From a Home Depot parking lot in Cicero, Bovino told Block Club it was “unknown at this time” how long he would stay and claimed “several hundred” agents had come with him. “It’s going to be a merry Christmas in Chicago,” he said. “We’re going to enforce immigration law, and that’s what we’re doing.”
Tuesday’s Home Depot detentions contradict reports that the Trump administration had quietly changed tactics to target migrants with criminal records, rather than carrying out random sweeps of laborers.
Bovino’s return comes after his first Chicago stint helped trigger a string of court fights over the tactics of his Border Patrol contingent during “Operation Midway Blitz,” which began in September.
U.S. District Judge Sara L. Ellis—an Obama appointee—rebuked Bovino’s testimony about the justification for his and his unit’s deployment of tear gas and use of force, with Ellis accusing him of repeatedly lying to the court.

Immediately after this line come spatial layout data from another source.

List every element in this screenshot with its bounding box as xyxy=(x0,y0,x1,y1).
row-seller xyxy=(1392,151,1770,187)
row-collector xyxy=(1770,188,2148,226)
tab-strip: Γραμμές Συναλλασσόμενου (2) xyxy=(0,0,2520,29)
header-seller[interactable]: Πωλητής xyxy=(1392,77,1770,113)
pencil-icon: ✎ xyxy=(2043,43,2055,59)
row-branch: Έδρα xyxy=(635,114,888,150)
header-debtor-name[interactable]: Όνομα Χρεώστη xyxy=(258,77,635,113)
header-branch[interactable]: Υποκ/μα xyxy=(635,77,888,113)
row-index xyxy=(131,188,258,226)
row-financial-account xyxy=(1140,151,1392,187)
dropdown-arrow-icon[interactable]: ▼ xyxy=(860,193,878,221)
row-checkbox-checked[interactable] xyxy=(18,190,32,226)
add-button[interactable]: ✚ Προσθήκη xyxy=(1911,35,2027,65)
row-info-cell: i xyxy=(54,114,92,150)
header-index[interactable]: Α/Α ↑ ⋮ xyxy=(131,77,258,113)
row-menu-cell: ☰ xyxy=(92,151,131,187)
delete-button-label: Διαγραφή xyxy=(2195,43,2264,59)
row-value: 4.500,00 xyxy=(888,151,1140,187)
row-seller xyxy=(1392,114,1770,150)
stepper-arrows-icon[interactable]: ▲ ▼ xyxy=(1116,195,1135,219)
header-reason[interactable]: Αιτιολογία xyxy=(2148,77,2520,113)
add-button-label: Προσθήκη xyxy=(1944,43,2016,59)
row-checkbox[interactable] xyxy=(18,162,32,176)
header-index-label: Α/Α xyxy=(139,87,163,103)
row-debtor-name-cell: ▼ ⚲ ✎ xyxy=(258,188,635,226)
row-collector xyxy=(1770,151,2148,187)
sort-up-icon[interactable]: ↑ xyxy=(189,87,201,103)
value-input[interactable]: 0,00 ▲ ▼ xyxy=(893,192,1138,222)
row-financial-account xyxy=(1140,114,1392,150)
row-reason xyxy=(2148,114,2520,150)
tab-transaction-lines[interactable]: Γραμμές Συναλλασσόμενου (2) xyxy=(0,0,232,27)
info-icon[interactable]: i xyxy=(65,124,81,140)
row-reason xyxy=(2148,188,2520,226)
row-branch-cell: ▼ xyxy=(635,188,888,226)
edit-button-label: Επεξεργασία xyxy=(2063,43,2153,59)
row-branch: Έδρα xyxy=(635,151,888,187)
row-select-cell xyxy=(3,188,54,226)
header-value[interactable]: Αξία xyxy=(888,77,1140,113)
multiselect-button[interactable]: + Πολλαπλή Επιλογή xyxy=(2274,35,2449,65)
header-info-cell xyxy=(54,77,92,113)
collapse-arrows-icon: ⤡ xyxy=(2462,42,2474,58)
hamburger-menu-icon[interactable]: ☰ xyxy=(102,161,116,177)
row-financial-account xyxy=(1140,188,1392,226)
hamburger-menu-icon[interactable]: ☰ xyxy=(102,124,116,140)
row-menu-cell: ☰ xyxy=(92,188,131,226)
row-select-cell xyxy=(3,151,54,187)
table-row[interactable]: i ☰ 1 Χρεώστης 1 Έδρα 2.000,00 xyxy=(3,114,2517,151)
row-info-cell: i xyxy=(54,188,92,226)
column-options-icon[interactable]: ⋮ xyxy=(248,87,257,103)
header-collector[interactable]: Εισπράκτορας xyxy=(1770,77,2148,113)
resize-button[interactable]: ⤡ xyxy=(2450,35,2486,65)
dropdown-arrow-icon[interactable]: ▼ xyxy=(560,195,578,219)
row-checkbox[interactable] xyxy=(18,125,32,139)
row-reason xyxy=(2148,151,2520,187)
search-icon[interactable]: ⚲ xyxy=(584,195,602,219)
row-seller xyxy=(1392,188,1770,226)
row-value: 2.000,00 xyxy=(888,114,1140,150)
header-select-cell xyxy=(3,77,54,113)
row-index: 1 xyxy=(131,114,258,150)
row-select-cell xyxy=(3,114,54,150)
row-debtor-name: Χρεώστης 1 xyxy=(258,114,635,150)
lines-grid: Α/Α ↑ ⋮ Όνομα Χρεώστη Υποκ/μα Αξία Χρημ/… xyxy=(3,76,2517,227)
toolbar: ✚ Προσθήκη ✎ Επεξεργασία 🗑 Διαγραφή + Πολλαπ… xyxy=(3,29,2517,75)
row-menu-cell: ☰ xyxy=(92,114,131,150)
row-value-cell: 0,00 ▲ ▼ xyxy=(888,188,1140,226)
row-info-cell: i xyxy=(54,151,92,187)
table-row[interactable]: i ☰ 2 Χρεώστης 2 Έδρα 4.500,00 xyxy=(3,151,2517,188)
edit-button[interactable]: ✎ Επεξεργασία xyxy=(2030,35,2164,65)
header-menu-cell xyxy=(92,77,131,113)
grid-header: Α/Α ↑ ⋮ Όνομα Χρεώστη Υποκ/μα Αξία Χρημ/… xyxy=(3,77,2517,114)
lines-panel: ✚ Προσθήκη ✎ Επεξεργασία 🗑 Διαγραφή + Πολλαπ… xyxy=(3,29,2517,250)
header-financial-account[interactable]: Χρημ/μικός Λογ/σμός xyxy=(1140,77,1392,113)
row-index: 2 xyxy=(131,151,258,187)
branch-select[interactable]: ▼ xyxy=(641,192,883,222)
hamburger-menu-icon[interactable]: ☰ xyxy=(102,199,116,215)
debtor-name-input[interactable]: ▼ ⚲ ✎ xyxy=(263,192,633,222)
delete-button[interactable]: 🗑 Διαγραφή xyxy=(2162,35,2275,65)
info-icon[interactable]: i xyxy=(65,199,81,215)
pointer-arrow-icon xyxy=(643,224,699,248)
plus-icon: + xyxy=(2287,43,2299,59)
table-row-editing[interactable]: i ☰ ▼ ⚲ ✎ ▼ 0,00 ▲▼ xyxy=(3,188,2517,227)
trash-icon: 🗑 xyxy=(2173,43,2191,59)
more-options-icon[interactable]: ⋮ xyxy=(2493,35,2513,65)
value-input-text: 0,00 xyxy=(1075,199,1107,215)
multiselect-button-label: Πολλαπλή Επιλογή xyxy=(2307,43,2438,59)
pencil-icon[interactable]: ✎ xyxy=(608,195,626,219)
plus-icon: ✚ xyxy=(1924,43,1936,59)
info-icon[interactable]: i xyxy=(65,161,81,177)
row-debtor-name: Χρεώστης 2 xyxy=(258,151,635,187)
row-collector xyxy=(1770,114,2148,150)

A federal appeals court later threw out Ellis’ order requiring Bovino to report daily to her, while leaving in place broader limits and documentation requirements tied to the case.
After leaving Chicago in November, Bovino moved his team to North Carolina for “Operation Charlotte’s Web” in the days before Thanksgiving—an assignment that drew questions over why the mission had landed near the area where his family has deep roots and lasted only for a week.
He then headed to Louisiana on Dec. 1, where the Department of Homeland Security (DHS)—under which Border Patrol operates—had planned to deploy about 250 agents for a two-month “Swamp Sweep” tied to the administration’s deportation targets.

The enforcement push—publicly branded “Operation Catahoula Crunch”—has drawn protests and political blowback in the metro area, including demands from local leaders for more transparency.
With Bovino’s “Green Machine” now back in Chicago, community groups say they are using the same playbook.
“We’re not afraid. Our rapid response team will continue to show up for our communities because only we keep each other safe,” Huamani said, calling the federal agents “the real danger in our communities.”
A DHS spokesperson told the Beast that, on Tuesday, agents arrested 35 “illegal aliens who have all violated the immigration laws of the nation,” with criminal histories that include “aggravated assault, domestic violence, battery, aggravated assault with weapon, burglary, larceny, DUI with child passenger, multiple DUIs, leaving scene of accident with death, and serial traffic offenses.”
They added that Border Patrol had never been “leaving” the city to begin with, where it said operations were ongoing to achieve “what Chicago’s sanctuary politicians have refused to do for decades: decrease crime and remove the worst of the worst criminal illegal aliens who put the American people in danger.”